The parliament of India has the power to amend, modify or repeal the constitution. This is called parliamentary sovereignty. However, the following provisions are in place to regulate the use of this power:
- Article 13: The Government of India or State Governments may not enact any legislation inconsistent with Part III of the constitution. This article also provides the conditions for a judicial review in case of pre and post-constitutional laws to synchronise them.
- Article 368: Constitutional amendments are to be introduced as a bill in either house of the parliament and passed by a majority of the total members of both houses. Such bills have to get the assent of the President.
- In case the bill refers to Articles 54, 55, 73, 162 or 241, at least half of the states have to ratify the amendment.
- The parliament does not have jurisdiction over Article 324 regarding the powers and functions of the Election Commission of India.
- The parliament does not have the power to diminish the expenses and salary of the CAG, Supreme Court Judges and members of the UPSC except during financial emergencies. These expenses are paid out of the Consolidated Fund of India. It also has limited powers over union servants such as IAS officers and Armed Forces officers as they are selected by the authority of the Office of the President of India.
- Articles 250, 252, 253 and 262 provide for the parliament to act during emergencies on behalf of two or more states, solve water disputes and to implement international treaties.

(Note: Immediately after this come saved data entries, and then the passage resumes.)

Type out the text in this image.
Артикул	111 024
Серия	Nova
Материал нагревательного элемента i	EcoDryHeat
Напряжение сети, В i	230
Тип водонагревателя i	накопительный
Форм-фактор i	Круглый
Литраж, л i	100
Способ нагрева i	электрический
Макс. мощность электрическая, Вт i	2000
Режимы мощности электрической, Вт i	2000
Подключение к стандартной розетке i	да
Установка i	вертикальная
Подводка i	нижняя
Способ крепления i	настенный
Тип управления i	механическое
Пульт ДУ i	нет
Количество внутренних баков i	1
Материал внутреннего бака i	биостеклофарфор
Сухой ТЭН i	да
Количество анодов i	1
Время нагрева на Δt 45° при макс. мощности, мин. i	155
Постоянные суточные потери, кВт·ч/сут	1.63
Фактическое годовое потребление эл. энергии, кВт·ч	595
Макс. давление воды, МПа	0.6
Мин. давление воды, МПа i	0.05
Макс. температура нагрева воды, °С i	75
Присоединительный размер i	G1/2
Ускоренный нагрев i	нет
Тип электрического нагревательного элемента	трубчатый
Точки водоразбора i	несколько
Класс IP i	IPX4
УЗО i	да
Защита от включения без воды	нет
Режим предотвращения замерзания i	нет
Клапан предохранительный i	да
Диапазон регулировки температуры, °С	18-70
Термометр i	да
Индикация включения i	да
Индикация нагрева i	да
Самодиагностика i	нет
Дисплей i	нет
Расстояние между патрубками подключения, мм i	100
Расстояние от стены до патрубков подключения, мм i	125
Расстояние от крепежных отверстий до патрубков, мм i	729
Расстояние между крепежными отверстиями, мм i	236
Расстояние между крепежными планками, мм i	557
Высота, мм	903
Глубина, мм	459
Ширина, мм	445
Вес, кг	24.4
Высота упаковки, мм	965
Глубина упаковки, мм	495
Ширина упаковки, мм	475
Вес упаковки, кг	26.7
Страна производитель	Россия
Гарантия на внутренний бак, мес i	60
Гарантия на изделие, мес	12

- Article 370 constrains the parliamentary jurisdiction on the state of Jammu and Kashmir.
Parliamentary Sovereignty in the UK
The sovereignty of Parliament is a unique feature of the British Constitution. The British Parliament has 3 parts namely, the Monarch, the House of Lords and the House of Commons. None of the parts can enact laws on their own. Presently, the Monarch’s has a purely ceremonial function, and the powers of the House of Lords (Upper House) are limited. Therefore, the main legislative authority is with the House of Commons. There is no distinction between ordinary and constitutional law in the British system. In other words, the Parliament has limitless constituent powers. It can pass any constitutional act in the same way as an ordinary law can be passed.
Parliamentary form of Government:
Great Britain is the home of the parliamentary form of government. The most powerful ruler in a parliamentary system of government is the Prime Minister, as the head of the Cabinet. Other salient features of the system are political homogeneity and collective responsibility. Another major feature of the parliamentary form if the strict separation of powers. Both the legislature and the executive work in tandem and there is cooperation between the two.
Note: The Cabinets in England and America play different roles. In the United States of America, the role of the Cabinet is not as dominating as in England. While the American Cabinet is independent of the legislature, the British Cabinet dominates both in executive and legislative fields. The concentration of authority, therefore, is a cardinal principle of the British constitutional system, leading to criticisms that there is a dictatorship of the cabinet in this system. Since the PM dominates on the “cabinet dictatorship”, it is often referred to as the Prime Ministerial form of government.
As we can see from the above, the Constitution of India has successfully amalgamated concepts of Parliamentary Sovereignty and Judicial Supremacy to deliver effective governance. IAS aspirants should keep these concepts in mind while preparing for Polity and the Constitution of India for UPSC 2019.